The E.P.A. estimates that the greener fuel will ultimately save $150 billion a year in health and welfare costs and prevent 20,000 premature deaths annually.
As with the adoption of unleaded gas, the cleaner fuel opens the door to pollution-fighting gear that should make diesels as clean as the top gas models. In contrast to ethanol, available in far fewer than 1 percent of the nation’s 170,000 gas stations, diesel is pumped at 40 percent of them.
The diesel E-Class is largely indistinguishable from gas versions: same styling, same luxurious interior, same cavernous trunk. All ’07 E-Classes have a mildly revamped exterior and interior and an excellent seven-speed automatic transmission.

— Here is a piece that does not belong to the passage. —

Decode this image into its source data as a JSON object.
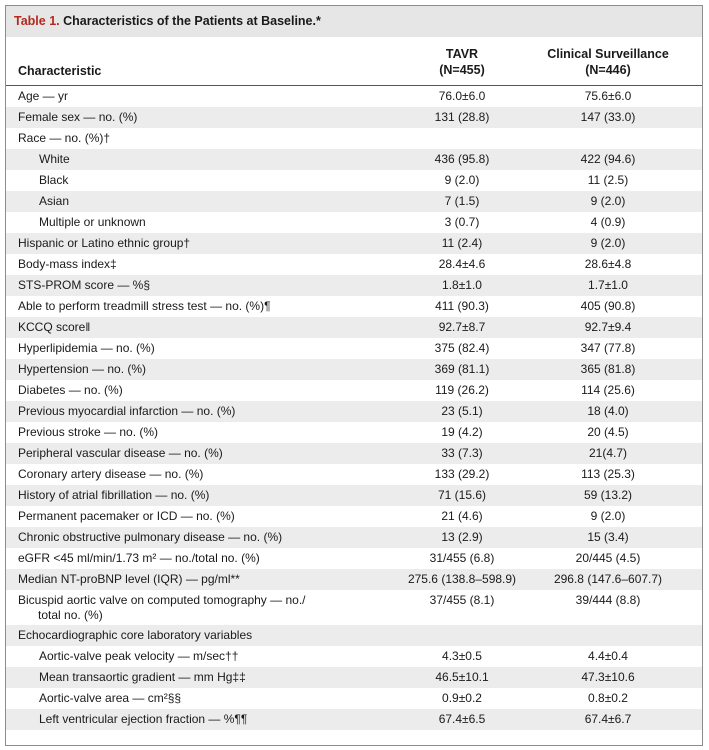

Now, 208 horsepower may not sound that forceful. But take a look at the 400 pound-feet of torque, which exceeds that of the 500-horsepower BMW M5 sedan. Commanding torque — the thrust you feel when racing away from a stoplight — is the secret weapon of diesel engines. Abetted by a turbocharger in the E320 Bluetec, this results in swift 0-to-60 acceleration of 6.6 seconds.
That is neck and neck with the car’s gas-powered V-6 twin, the E350 sedan. Yet in my testing, the Bluetec sipped far less fuel, beating the E350 by about 40 percent: 32 m.p.g. over all, versus 23 for the E350.

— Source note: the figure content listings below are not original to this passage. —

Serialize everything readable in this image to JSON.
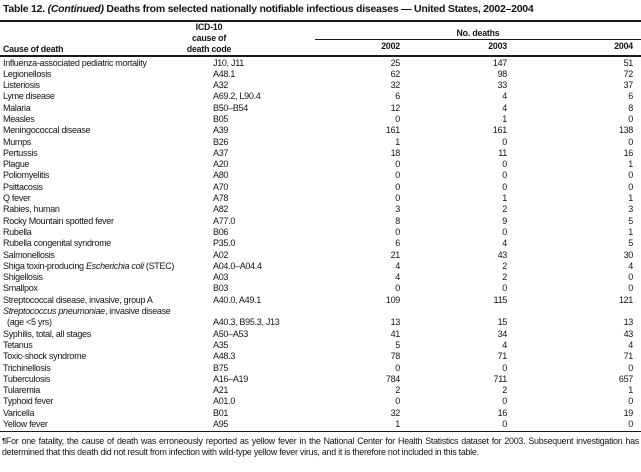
{
  "title": {
    "prefix": "Table 12. ",
    "continued": "(Continued)",
    "rest": " Deaths from selected nationally notifiable infectious diseases — United States, 2002–2004"
  },
  "table": {
    "cause_header": "Cause of death",
    "icd_header_lines": [
      "ICD-10",
      "cause of",
      "death code"
    ],
    "deaths_spanner": "No. deaths",
    "years": [
      "2002",
      "2003",
      "2004"
    ],
    "rows": [
      {
        "cause": "Influenza-associated pediatric mortality",
        "code": "J10, J11",
        "deaths": [
          25,
          147,
          51
        ]
      },
      {
        "cause": "Legionellosis",
        "code": "A48.1",
        "deaths": [
          62,
          98,
          72
        ]
      },
      {
        "cause": "Listeriosis",
        "code": "A32",
        "deaths": [
          32,
          33,
          37
        ]
      },
      {
        "cause": "Lyme disease",
        "code": "A69.2, L90.4",
        "deaths": [
          6,
          4,
          6
        ]
      },
      {
        "cause": "Malaria",
        "code": "B50–B54",
        "deaths": [
          12,
          4,
          8
        ]
      },
      {
        "cause": "Measles",
        "code": "B05",
        "deaths": [
          0,
          1,
          0
        ]
      },
      {
        "cause": "Meningococcal disease",
        "code": "A39",
        "deaths": [
          161,
          161,
          138
        ]
      },
      {
        "cause": "Mumps",
        "code": "B26",
        "deaths": [
          1,
          0,
          0
        ]
      },
      {
        "cause": "Pertussis",
        "code": "A37",
        "deaths": [
          18,
          11,
          16
        ]
      },
      {
        "cause": "Plague",
        "code": "A20",
        "deaths": [
          0,
          0,
          1
        ]
      },
      {
        "cause": "Poliomyelitis",
        "code": "A80",
        "deaths": [
          0,
          0,
          0
        ]
      },
      {
        "cause": "Psittacosis",
        "code": "A70",
        "deaths": [
          0,
          0,
          0
        ]
      },
      {
        "cause": "Q fever",
        "code": "A78",
        "deaths": [
          0,
          1,
          1
        ]
      },
      {
        "cause": "Rabies, human",
        "code": "A82",
        "deaths": [
          3,
          2,
          3
        ]
      },
      {
        "cause": "Rocky Mountain spotted fever",
        "code": "A77.0",
        "deaths": [
          8,
          9,
          5
        ]
      },
      {
        "cause": "Rubella",
        "code": "B06",
        "deaths": [
          0,
          0,
          1
        ]
      },
      {
        "cause": "Rubella congenital syndrome",
        "code": "P35.0",
        "deaths": [
          6,
          4,
          5
        ]
      },
      {
        "cause": "Salmonellosis",
        "code": "A02",
        "deaths": [
          21,
          43,
          30
        ]
      },
      {
        "cause": "Shiga toxin-producing Escherichia coli (STEC)",
        "italic": "Escherichia coli",
        "code": "A04.0–A04.4",
        "deaths": [
          4,
          2,
          4
        ]
      },
      {
        "cause": "Shigellosis",
        "code": "A03",
        "deaths": [
          4,
          2,
          0
        ]
      },
      {
        "cause": "Smallpox",
        "code": "B03",
        "deaths": [
          0,
          0,
          0
        ]
      },
      {
        "cause": "Streptococcal disease, invasive, group A",
        "code": "A40.0, A49.1",
        "deaths": [
          109,
          115,
          121
        ]
      },
      {
        "cause": "Streptococcus pneumoniae, invasive disease",
        "italic": "Streptococcus pneumoniae",
        "code": "",
        "deaths": [
          null,
          null,
          null
        ]
      },
      {
        "cause": "(age <5 yrs)",
        "indent": true,
        "code": "A40.3, B95.3, J13",
        "deaths": [
          13,
          15,
          13
        ]
      },
      {
        "cause": "Syphilis, total, all stages",
        "code": "A50–A53",
        "deaths": [
          41,
          34,
          43
        ]
      },
      {
        "cause": "Tetanus",
        "code": "A35",
        "deaths": [
          5,
          4,
          4
        ]
      },
      {
        "cause": "Toxic-shock syndrome",
        "code": "A48.3",
        "deaths": [
          78,
          71,
          71
        ]
      },
      {
        "cause": "Trichinellosis",
        "code": "B75",
        "deaths": [
          0,
          0,
          0
        ]
      },
      {
        "cause": "Tuberculosis",
        "code": "A16–A19",
        "deaths": [
          784,
          711,
          657
        ]
      },
      {
        "cause": "Tularemia",
        "code": "A21",
        "deaths": [
          2,
          2,
          1
        ]
      },
      {
        "cause": "Typhoid fever",
        "code": "A01.0",
        "deaths": [
          0,
          0,
          0
        ]
      },
      {
        "cause": "Varicella",
        "code": "B01",
        "deaths": [
          32,
          16,
          19
        ]
      },
      {
        "cause": "Yellow fever",
        "code": "A95",
        "deaths": [
          1,
          0,
          0
        ]
      }
    ]
  },
  "footnote": {
    "marker": "¶",
    "text": "For one fatality, the cause of death was erroneously reported as yellow fever in the National Center for Health Statistics dataset for 2003. Subsequent investigation has determined that this death did not result from infection with wild-type yellow fever virus, and it is therefore not included in this table."
  }
}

As for other differences, the E320 skews toward luxury and a comfortable ride, forgoing the E350 Sport’s lower stance, sportier bodywork and firmer suspension. The 16-inch wheels and tires (designed to optimize economy) look a bit scrawny and don’t grip as well as the 18-inchers on the E350 Sport.
The engine is slightly louder at idle, though not obtrusive. Precise common-rail fuel injection raises power while cutting emissions and noise; the cleaner fuel burns more quietly and completely.
Under acceleration, the diesel’s deep drone is less pleasing, but at a steady cruise, the car is so smooth and quiet that even a sharp-eared engineer might not realize there is a diesel engine is under the hood.
For luxury buyers who have suddenly awakened to the imperatives of economy and conservation, this is a no-brainer bargain. With a base price of $52,325, Mercedes is charging just $1,000 extra for the frugal engine and Bluetec emissions system, compared with the gasoline V-6. Contrast that with the big premiums for luxury hybrids: the Lexus GS 450h costs $8,000 more than the gasoline V-6 version, yet its overall E.P.A. rating is just 1 m.p.g. higher, at 25.
In the real world, this means that in about two years the Mercedes — even with diesel now going for only pennies less, on average, than premium gas — will save an owner enough in fuel bills to offset its added cost.
In contrast, the owner of a Lexus GS 450h might as well be Rip Van Winkle: he will have to drive the car more than 130 years to get back the premium.
INSIDE TRACK: Fill it and forget it.